Solving the problem by use of pressure and shear force measurement

What was the treatment plan/which actions were taken at the start of this Clinical Case Study to solve the problem(s)?

  • Mr. S. was issued with a TA-iQ front wheel drive power wheelchair with tilt and HiLow. This wheelchair enabled Mr. S. to access his home and community independently without the fatigue he experienced while self-propelling. The front wheel drive configuration allowed for future proofing of foot placement for prosthetics, which would be explored at a later date.
  • A firm and contoured back support was fitted – nxt Active Contour Height adjustable backrest – which assisted
    Mr. S. to sit upright without slumping.
  • Trial of a Vicair Active 9 cushion and a Vicair Adjuster 12 was undertaken.

Posture before

Posture after

Pressure Mapping

Undertaken on all three cushions. The single peak pressures seen over the ITs sitting on the foam cushion were  eliminated as the legs could be used as weight bearing surfaces.
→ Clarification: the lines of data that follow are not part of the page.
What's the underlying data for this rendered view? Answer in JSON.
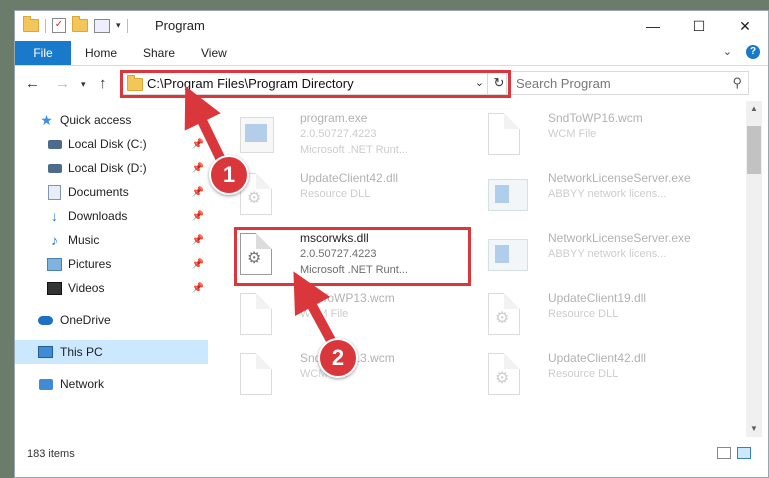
{
  "window": {
    "title": "Program"
  },
  "ribbon": {
    "file_tab": "File",
    "tabs": [
      "Home",
      "Share",
      "View"
    ]
  },
  "window_buttons": {
    "minimize": "—",
    "maximize": "☐",
    "close": "✕"
  },
  "address": {
    "path": "C:\\Program Files\\Program Directory"
  },
  "search": {
    "placeholder": "Search Program"
  },
  "sidebar": {
    "items": [
      {
        "label": "Quick access",
        "icon": "star-icon"
      },
      {
        "label": "Local Disk (C:)",
        "icon": "disk-icon",
        "pinned": true
      },
      {
        "label": "Local Disk (D:)",
        "icon": "disk-icon",
        "pinned": true
      },
      {
        "label": "Documents",
        "icon": "documents-icon",
        "pinned": true
      },
      {
        "label": "Downloads",
        "icon": "download-icon",
        "pinned": true
      },
      {
        "label": "Music",
        "icon": "music-icon",
        "pinned": true
      },
      {
        "label": "Pictures",
        "icon": "pictures-icon",
        "pinned": true
      },
      {
        "label": "Videos",
        "icon": "videos-icon",
        "pinned": true
      },
      {
        "label": "OneDrive",
        "icon": "onedrive-icon"
      },
      {
        "label": "This PC",
        "icon": "pc-icon",
        "selected": true
      },
      {
        "label": "Network",
        "icon": "network-icon"
      }
    ]
  },
  "files": {
    "left": [
      {
        "name": "program.exe",
        "line2": "2.0.50727.4223",
        "line3": "Microsoft .NET Runt...",
        "icon": "exe-icon"
      },
      {
        "name": "UpdateClient42.dll",
        "line2": "Resource DLL",
        "line3": "",
        "icon": "dll-icon"
      },
      {
        "name": "mscorwks.dll",
        "line2": "2.0.50727.4223",
        "line3": "Microsoft .NET Runt...",
        "icon": "dll-icon",
        "highlight": true
      },
      {
        "name": "SndToWP13.wcm",
        "line2": "WCM File",
        "line3": "",
        "icon": "file-icon"
      },
      {
        "name": "SndToWP13.wcm",
        "line2": "WCM File",
        "line3": "",
        "icon": "file-icon"
      }
    ],
    "right": [
      {
        "name": "SndToWP16.wcm",
        "line2": "WCM File",
        "line3": "",
        "icon": "file-icon"
      },
      {
        "name": "NetworkLicenseServer.exe",
        "line2": "ABBYY network licens...",
        "line3": "",
        "icon": "app-icon"
      },
      {
        "name": "NetworkLicenseServer.exe",
        "line2": "ABBYY network licens...",
        "line3": "",
        "icon": "app-icon"
      },
      {
        "name": "UpdateClient19.dll",
        "line2": "Resource DLL",
        "line3": "",
        "icon": "dll-icon"
      },
      {
        "name": "UpdateClient42.dll",
        "line2": "Resource DLL",
        "line3": "",
        "icon": "dll-icon"
      }
    ]
  },
  "annotations": {
    "step1": "1",
    "step2": "2",
    "color": "#d9373c"
  },
  "status": {
    "item_count": "183 items"
  }
}
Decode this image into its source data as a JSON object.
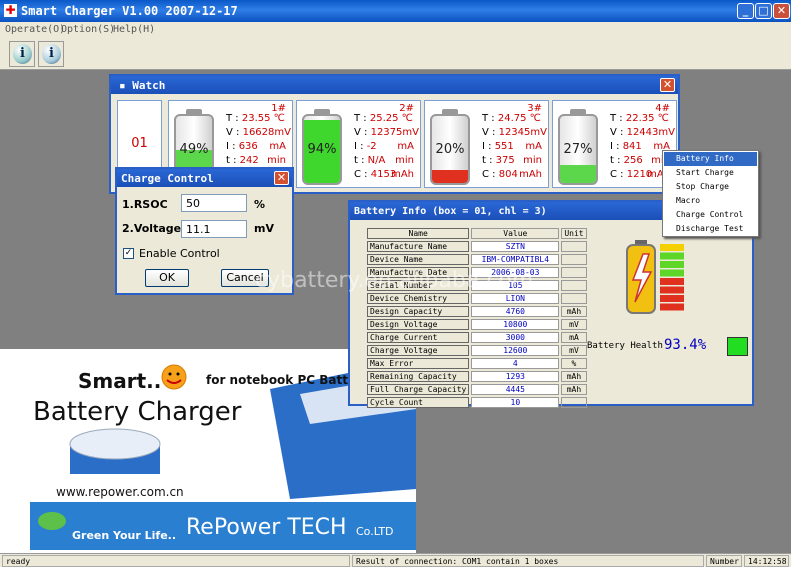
{
  "app": {
    "title": "Smart Charger V1.00 2007-12-17",
    "controls": [
      "_",
      "□",
      "✕"
    ]
  },
  "menu": [
    "Operate(O)",
    "Option(S)",
    "Help(H)"
  ],
  "toolbar": [
    {
      "icon": "info-icon"
    },
    {
      "icon": "about-icon"
    }
  ],
  "watch": {
    "title": "Watch",
    "channel": "01",
    "slots": [
      {
        "num": "1#",
        "pct": "49%",
        "level": 0.49,
        "color": "#5cd64a",
        "T": "23.55 ℃",
        "V": "16628mV",
        "I": "636",
        "t": "242",
        "C": null
      },
      {
        "num": "2#",
        "pct": "94%",
        "level": 0.94,
        "color": "#3fd62e",
        "T": "25.25 ℃",
        "V": "12375mV",
        "I": "-2",
        "t": "N/A",
        "C": "4153"
      },
      {
        "num": "3#",
        "pct": "20%",
        "level": 0.2,
        "color": "#e03020",
        "T": "24.75 ℃",
        "V": "12345mV",
        "I": "551",
        "t": "375",
        "C": "804"
      },
      {
        "num": "4#",
        "pct": "27%",
        "level": 0.27,
        "color": "#5cd64a",
        "T": "22.35 ℃",
        "V": "12443mV",
        "I": "841",
        "t": "256",
        "C": "1210"
      }
    ],
    "labels": {
      "T": "T :",
      "V": "V :",
      "I": "I :",
      "t": "t :",
      "C": "C :",
      "mA": "mA",
      "min": "min",
      "mAh": "mAh"
    }
  },
  "charge_control": {
    "title": "Charge Control",
    "rsoc_label": "1.RSOC",
    "rsoc_value": "50",
    "rsoc_unit": "%",
    "voltage_label": "2.Voltage",
    "voltage_value": "11.1",
    "voltage_unit": "mV",
    "enable_label": "Enable Control",
    "enable_checked": true,
    "ok": "OK",
    "cancel": "Cancel"
  },
  "battery_info": {
    "title": "Battery Info (box = 01, chl = 3)",
    "headers": [
      "Name",
      "Value",
      "Unit"
    ],
    "rows": [
      [
        "Manufacture Name",
        "SZTN",
        ""
      ],
      [
        "Device Name",
        "IBM-COMPATIBL4",
        ""
      ],
      [
        "Manufacture Date",
        "2006-08-03",
        ""
      ],
      [
        "Serial Number",
        "105",
        ""
      ],
      [
        "Device Chemistry",
        "LION",
        ""
      ],
      [
        "Design Capacity",
        "4760",
        "mAh"
      ],
      [
        "Design Voltage",
        "10800",
        "mV"
      ],
      [
        "Charge Current",
        "3000",
        "mA"
      ],
      [
        "Charge Voltage",
        "12600",
        "mV"
      ],
      [
        "Max Error",
        "4",
        "%"
      ],
      [
        "Remaining Capacity",
        "1293",
        "mAh"
      ],
      [
        "Full Charge Capacity",
        "4445",
        "mAh"
      ],
      [
        "Cycle Count",
        "10",
        ""
      ]
    ],
    "health_label": "Battery Health",
    "health_value": "93.4%",
    "health_color": "#22dd22"
  },
  "context_menu": [
    "Battery Info",
    "Start Charge",
    "Stop Charge",
    "Macro",
    "Charge Control",
    "Discharge Test"
  ],
  "ad": {
    "smart": "Smart..",
    "for": "for notebook PC Battery",
    "title": "Battery Charger",
    "url": "www.repower.com.cn",
    "green": "Green Your Life..",
    "brand": "RePower TECH",
    "co": "Co.LTD"
  },
  "watermark": "cybattery.en.alibaba.com",
  "status": {
    "left": "ready",
    "conn": "Result of connection: COM1 contain 1 boxes",
    "num": "Number",
    "time": "14:12:58"
  }
}
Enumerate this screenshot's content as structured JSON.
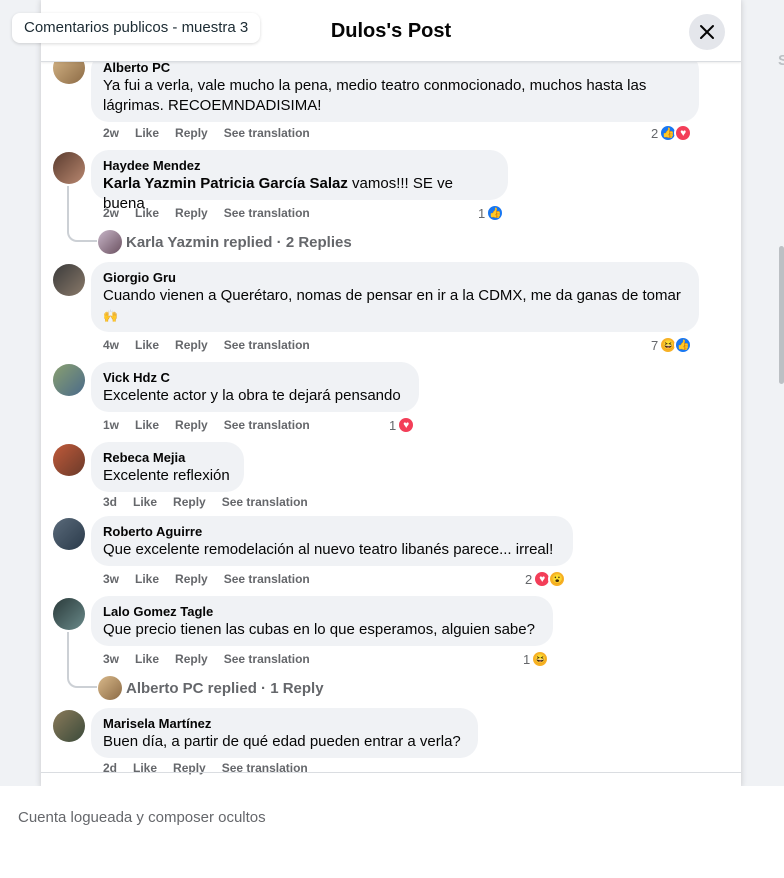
{
  "overlay_chip": "Comentarios publicos - muestra 3",
  "modal": {
    "title": "Dulos's Post",
    "close_icon": "close-icon"
  },
  "background": {
    "right_letter": "S"
  },
  "action_labels": {
    "like": "Like",
    "reply": "Reply",
    "translate": "See translation"
  },
  "comments": [
    {
      "author": "Alberto PC",
      "text": "Ya fui a verla, vale mucho la pena, medio teatro conmocionado, muchos hasta las lágrimas. RECOEMNDADISIMA!",
      "time": "2w",
      "reaction_count": "2",
      "reactions": [
        "like",
        "love"
      ]
    },
    {
      "author": "Haydee Mendez",
      "mention": "Karla Yazmin Patricia García Salaz",
      "text": " vamos!!! SE ve buena",
      "time": "2w",
      "reaction_count": "1",
      "reactions": [
        "like"
      ],
      "replies": {
        "who": "Karla Yazmin replied",
        "sep": " · ",
        "count": "2 Replies"
      }
    },
    {
      "author": "Giorgio Gru",
      "text": "Cuando vienen a Querétaro, nomas de pensar en ir a la CDMX, me da ganas de tomar",
      "emoji": "🙌",
      "time": "4w",
      "reaction_count": "7",
      "reactions": [
        "haha",
        "like"
      ]
    },
    {
      "author": "Vick Hdz C",
      "text": "Excelente actor y la obra te dejará pensando",
      "time": "1w",
      "reaction_count": "1",
      "reactions": [
        "love"
      ]
    },
    {
      "author": "Rebeca Mejia",
      "text": "Excelente reflexión",
      "time": "3d"
    },
    {
      "author": "Roberto Aguirre",
      "text": "Que excelente remodelación al nuevo teatro libanés parece... irreal!",
      "time": "3w",
      "reaction_count": "2",
      "reactions": [
        "love",
        "wow"
      ]
    },
    {
      "author": "Lalo Gomez Tagle",
      "text": "Que precio tienen las cubas en lo que esperamos, alguien sabe?",
      "time": "3w",
      "reaction_count": "1",
      "reactions": [
        "haha"
      ],
      "replies": {
        "who": "Alberto PC replied",
        "sep": " · ",
        "count": "1 Reply"
      }
    },
    {
      "author": "Marisela Martínez",
      "text": "Buen día, a partir de qué edad pueden entrar a verla?",
      "time": "2d"
    }
  ],
  "footer": {
    "text": "Cuenta logueada y composer ocultos"
  }
}
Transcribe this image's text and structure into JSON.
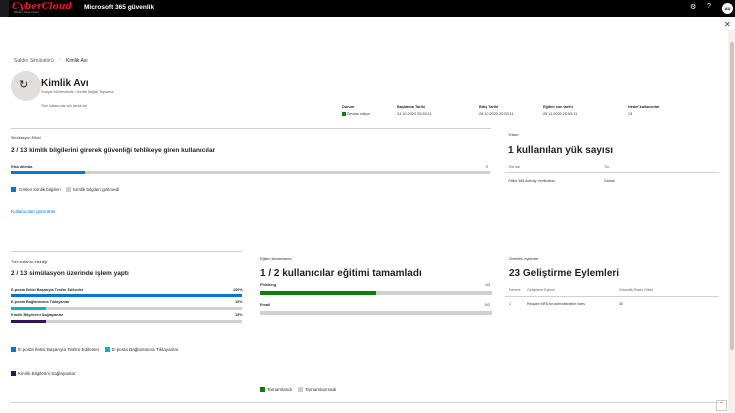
{
  "topbar": {
    "logo_main": "CyberCloud",
    "logo_tagline": "Bilişim Teknolojileri",
    "app_title": "Microsoft 365 güvenlik",
    "avatar_initials": "AU"
  },
  "breadcrumb": {
    "parent": "Saldırı Simülatörü",
    "current": "Kimlik Avı"
  },
  "header": {
    "title": "Kimlik Avı",
    "subtitle": "Sosyal Mühendislik • Kimlik Bilgisi Toplama",
    "description": "Tüm kullanıcılar için kimlik avı"
  },
  "meta": [
    {
      "label": "Durum",
      "value": "Devam ediyor"
    },
    {
      "label": "Başlatma Tarihi",
      "value": "24.10.2020 20:53:11"
    },
    {
      "label": "Bitiş Tarihi",
      "value": "28.10.2020 20:53:11"
    },
    {
      "label": "Eğitim son tarihi",
      "value": "25.11.2020 20:53:11"
    },
    {
      "label": "Hedef kullanıcılar",
      "value": "13"
    }
  ],
  "sim_effect": {
    "label": "Simülasyon Etkisi",
    "title": "2 / 13 kimlik bilgilerini girerek güvenliği tehlikeye giren kullanıcılar",
    "risk_label": "Risk altında",
    "risk_value": "2",
    "risk_fraction": 0.154,
    "legend": [
      "Girilen kimlik bilgileri",
      "Kimlik bilgileri girilmedi"
    ],
    "link": "Kullanıcıları görüntüle"
  },
  "payloads": {
    "label": "Yükler",
    "title": "1 kullanılan yük sayısı",
    "col_name": "Yük adı",
    "col_type": "Tür",
    "rows": [
      {
        "name": "Office 365 Activity Verification",
        "type": "Global"
      }
    ]
  },
  "user_activity": {
    "label": "Tüm kullanıcı etkinliği",
    "title": "2 / 13 simülasyon üzerinde işlem yaptı",
    "bars": [
      {
        "label": "E-posta İletisi Başarıyla Teslim Edilenler",
        "value": "100%",
        "fraction": 1.0,
        "color": "#0078d4"
      },
      {
        "label": "E-posta Bağlantısına Tıklayanlar",
        "value": "15%",
        "fraction": 0.15,
        "color": "#00b7c3"
      },
      {
        "label": "Kimlik Bilgilerini Sağlayanlar",
        "value": "15%",
        "fraction": 0.15,
        "color": "#32145a"
      }
    ],
    "legend": [
      "E-posta İletisi Başarıyla Teslim Edilenler",
      "E-posta Bağlantısına Tıklayanlar",
      "Kimlik Bilgilerini Sağlayanlar"
    ]
  },
  "training": {
    "label": "Eğitim tamamlama",
    "title": "1 / 2 kullanıcılar eğitimi tamamladı",
    "bars": [
      {
        "label": "Phishing",
        "value": "1/2",
        "fraction": 0.5,
        "color": "#107c10"
      },
      {
        "label": "Email",
        "value": "0/2",
        "fraction": 0,
        "color": "#107c10"
      }
    ],
    "legend": [
      "Tamamlandı",
      "Tamamlanmadı"
    ]
  },
  "recommended": {
    "label": "Önerilen eylemler",
    "title": "23 Geliştirme Eylemleri",
    "cols": [
      "Derece",
      "Geliştirme Eylemi",
      "Güvenlik Puanı Etkisi"
    ],
    "rows": [
      {
        "rank": "1",
        "action": "Require MFA for administrative roles",
        "score": "30"
      }
    ]
  },
  "colors": {
    "primary": "#0078d4",
    "success": "#107c10",
    "gray": "#d2d0ce"
  }
}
Pressure mapping of the foam cushion demonstrated that Mr. S. was weight bearing significantly through both ITs, but in particular the right with a peak of pressure seen there. It also demonstrated that Mr. S.’s weight was unevenly distributed with almost no weight being taken through the thighs. The picture showed a small surface area of weight bearing. This cushion allowed only one hour of sitting before pain was experienced in the ITs. It is likely that over time the foam was compressing and the cushion’s pressure redistribution properties were diminishing.

It was thought that the firm front of the Vicair Active 9 would enable safer and easier transfers, while affording the pressure redistribution Mr. S. required. As can be seen from the pressure mapping images, significant improvement was made in relation to the pressure redistribution with a much larger surface area taking weight. This cushion was adjusted by removing 5 cells from both left and right compartment to allow immersion. Mr. S. commented that the cushion felt comfortable and supportive. He sat well with an improved upright posture. He managed to transfer with ease.

Trial of the Vicair Adjuster 12 cushion was carried out as a comparison. Mr. S. immediately commented that this cushion felt even more comfortable. This is likely because of the depth of the cushion. Mr. S. is a heavy man and could immerse deeply into the Adjuster 12 cushion without the need for cells to be removed. This deep immersion afforded a greater surface area over which his weight was distributed, giving even pressure redistribution and the feeling of greater comfort. The greater immersion available from the Vicair Adjuster 12 cushion also enabled Mr. S. to feel more stable within his wheelchair. The pre-ischial bar provided a barrier to the pelvis sliding forward.

Shearing force

Measured using iShear. This demonstrated that Mr. S. was experiencing not only downward pressure, but also dangerous forward shearing forces (sliding force). Shear forces were reduced from 125.5N on the foam cushion, to 83.2N on the Active 9 cushion, then to 62.2N on the Adjuster 12 cushion. This demonstrates that Mr. S. was able to sit more upright, with less sliding forward. The reduction in shear force is likely contributing to the preference towards the Adjuster 12 cushion the increased comfort and to improved sitting tolerance.

Results

What are the results of this new treatment/actions?
Since using the powered wheelchair with Vicair Adjuster 12 and nxt backrest:

  • Mr. S. is able to remain comfortably sitting in his wheelchair for the duration of the day.
  • Mr. S. can use his wheelchair without the risk of pressure and shear related injury.
  • Mr. S. is able to safely and independently access his home and community.

Conclusion

The Vicair Adjuster 12 cushion afforded the high pressure redistribution properties Mr. S. required to sit safely and
comfortably all day. The pre-ischial bar prevented forward sliding of the pelvis, while the deep immersion into the cushion provided stability. The cushion is maintenance free and easy to understand. The Vicair Adjuster 12 cushion was the ideal product choice for Mr. S.’s needs.